The Two-Peak Model of LS I +61303: Radio Spectral Index Analysis

TL;DR

This paper uses radio spectral index analysis over seven years to support the two-peak accretion/ejection model of LSI+61303, linking radio and gamma-ray emissions and revealing the activity pattern around periastron.

Contribution

It provides the first observational radio evidence supporting the two-peak model of LSI+61303 using spectral index analysis, linking radio and gamma-ray emissions.

Findings

Double-peaked radio spectral index curve along the orbit.

Radio spectral index correlates with the two-peak accretion/ejection model.

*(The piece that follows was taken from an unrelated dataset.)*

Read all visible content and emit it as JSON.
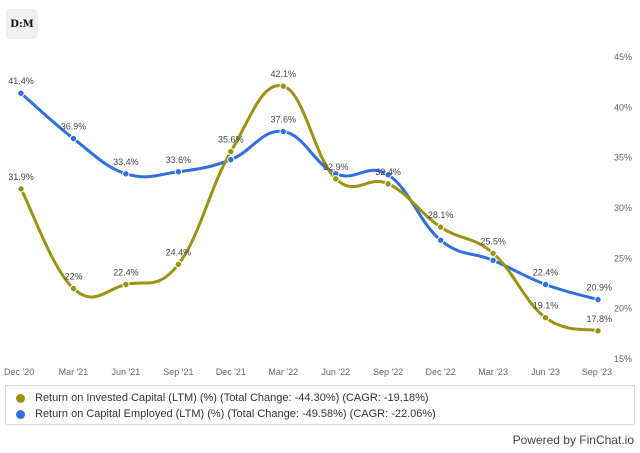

Suggested new hypothesis on electron population responsible for gamma-ray emission.

Abstract

The most puzzling aspect of the radio emission from LSI+61303 is that the large periodic radio outburst, with period equal to the orbital one, occurs very displaced from periastron passage, nearly at apoastron. In 1992, Taylor, one of the discoverers of this source, together with his collaborators proposed a model of a compact object in an eccentric orbit accreting from the equatorial wind of the Be star primary. The application of this model by Marti & Paredes (1995) predicts one ejection at periastron and a second more displaced ejection along the orbit. The first ejection should correspond to weak radio emission, because of strong inverse Compton losses of the emitting electrons due to the proximity to the hot Be star, whereas the second ejection, quite displaced from the star, would correspond to a strong radio outburst, that one indeed observed. Corroborated along the years by numerical computations, simulations and gamma-ray observations, until now this two-peak model could not be proved in the radio band, because of the negligible emission around periastron. We show here, that the radio spectral index based on the ratio of flux densities is the unique tool to monitor activity of LSI+61303 in the radio band around periastron. The analysis of the radio spectral index over almost 7 years of Green Bank Interferometer data results in a clear double-peaked spectral index curve along the orbit. This result gives finally observational support at radiowavelengths to the two-peak accretion/ejection model for LSI+61303. Moreover, the here shown comparison of the two-peak curves - the radio spectral index curve and the Fermi-LAT gamma-ray curve - indicates a new interesting hypothesis on the electron population responsible for the gamma-ray emission.